Written and Programmed by Celeste Chandler, CPT, IFBB Wellness Pro

Photography by Paul Buceta

Hair & Makeup by Monica Kalra

If you’re looking to lift or tone your booty, this one is for you! These are some of my go-to exercises for growing my glutes, and when you put them together in a circuit, you get a quick but effective booty-building workout. Try it two to three times per week for optimal results (combined of course with a high-protein meal plan designed for muscle growth).

THE WORKOUT
This is a fast-paced circuit. Complete all 5 exercises back-to-back, rest for
60 seconds, and move on to the next round. The goal is to do 15-20 reps as specified for each exercise, take your break, and repeat the circuit 4 times.  

EQUIPMENT NEEDED
Dumbbells, Resistance Band, Yoga Mat

Glute Bridge


Muscles Worked: Glutes & Hamstrings

Expert Tip: Keep a tight core and do not allow the dumbbell to roll off of your hips.

Lay on your back with your knees bent, feet flat on the ground shoulder width apart and hold a dumbbell on your hips (A). Squeeze your glutes and push your hips to the ceiling without arching your back. The goal is to raise your hips until your knees, hips and shoulders align diagonally (B). Hold at the top of the movement for two seconds, control the descent until you’re flat on your back. Repeat 15 times.

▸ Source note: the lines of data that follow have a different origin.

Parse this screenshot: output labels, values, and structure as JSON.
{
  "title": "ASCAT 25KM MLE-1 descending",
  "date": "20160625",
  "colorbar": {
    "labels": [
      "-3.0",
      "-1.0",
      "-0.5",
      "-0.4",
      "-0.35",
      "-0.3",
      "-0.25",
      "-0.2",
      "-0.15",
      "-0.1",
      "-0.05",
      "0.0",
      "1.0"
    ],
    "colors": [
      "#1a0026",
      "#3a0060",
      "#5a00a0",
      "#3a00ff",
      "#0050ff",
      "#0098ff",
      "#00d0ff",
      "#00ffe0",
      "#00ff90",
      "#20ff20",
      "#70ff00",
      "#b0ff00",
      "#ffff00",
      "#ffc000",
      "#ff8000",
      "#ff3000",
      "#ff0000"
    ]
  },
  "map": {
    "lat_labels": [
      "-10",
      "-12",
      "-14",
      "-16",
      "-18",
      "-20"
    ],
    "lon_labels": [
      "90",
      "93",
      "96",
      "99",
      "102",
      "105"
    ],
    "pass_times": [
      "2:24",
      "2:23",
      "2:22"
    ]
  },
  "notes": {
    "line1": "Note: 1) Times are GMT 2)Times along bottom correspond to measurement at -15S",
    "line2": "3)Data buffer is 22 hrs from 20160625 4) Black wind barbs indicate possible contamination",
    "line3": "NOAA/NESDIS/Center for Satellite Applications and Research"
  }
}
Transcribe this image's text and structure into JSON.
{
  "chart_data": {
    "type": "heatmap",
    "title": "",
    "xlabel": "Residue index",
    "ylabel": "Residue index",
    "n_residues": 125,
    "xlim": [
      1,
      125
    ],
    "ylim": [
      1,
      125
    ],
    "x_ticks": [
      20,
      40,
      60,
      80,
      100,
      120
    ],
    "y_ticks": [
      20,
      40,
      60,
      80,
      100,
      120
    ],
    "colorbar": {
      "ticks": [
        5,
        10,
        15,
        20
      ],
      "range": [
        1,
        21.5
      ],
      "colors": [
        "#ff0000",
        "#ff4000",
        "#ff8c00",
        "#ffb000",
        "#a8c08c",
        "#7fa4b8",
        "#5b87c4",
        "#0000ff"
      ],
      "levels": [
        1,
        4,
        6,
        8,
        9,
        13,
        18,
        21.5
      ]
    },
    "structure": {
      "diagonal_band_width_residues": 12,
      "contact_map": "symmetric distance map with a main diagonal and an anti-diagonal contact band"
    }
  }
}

Level Up: Take this to the next level by doing unilateral glute bridges—one leg at a time.

Side Lunge


Muscles Worked: Glutes, Quads & Hamstrings

Expert Tip: Keep your chest up so that you are not rounding your back and maintain firm/stable footing. 

Start with your feet about shoulder width apart (A). You can clasp your hands together in front of you to assist with stability. Take a wide step to the side, engage the heel that you took a step with, and drop your hips as if going into a squat, while keeping the opposite leg straight (B). Push off of the heel on the bent leg and go back into the initial stance with your feet shoulder width apart. Repeat 15 times per side.

Level Up: Increase the intensity by pulsing for 2-3 counts after each lunge. 

Sumo Squat


Muscles Worked: Glutes & Hamstrings

Expert Tip: Keep your chest up to avoid rounding your back or leaning forward and maintain soft knees when you are at the top of the squat. 

Stand with your feet wider than shoulder width apart and angle your feet outwards (A). Once you’re secure in your stance, lower your hips to the ground until your hips are in line with, or just past, your knees (B). Push through your heels, squeeze your glutes, and raise your hips until you are back in your original position. Reset and repeat 20 times.

Level Up: Try increasing the weight that you are holding.

Donkey Kick


Muscles Worked: Glutes

Expert Tip: Keep a neutral spine and maintain firm positioning so that you are not rocking back and forth when lifting your leg.

Start on your hands and knees with a resistance band around your legs just above your knees. Both your hands and knees should be shoulder width apart. Contract your core, squeeze your glutes, and raise one of your heels behind you while maintaining a 90 degree angle at the knee. Your knee should be in line with, or slightly past, your hips at the peak of the movement. Lower your leg back into the original position. Repeat 15 times per leg.

Level Up: Push through your heel and pulse 3 times at the top of the movement.

Single Leg Deadlift


Muscles Worked: Glutes & Hamstrings

Expert Tip: Do not lock-out your knees and maintain a neutral spine.

Stand with your feet shoulder width apart (A). While keeping a straight back, lower the weight on one side until it reaches just past your knee and raise the opposite leg (B). Squeeze your glutes, push forward through your hips, and lower the back leg until you are in your original stance. Reset and perform 15 reps per side.

Level Up: Try increasing the weight.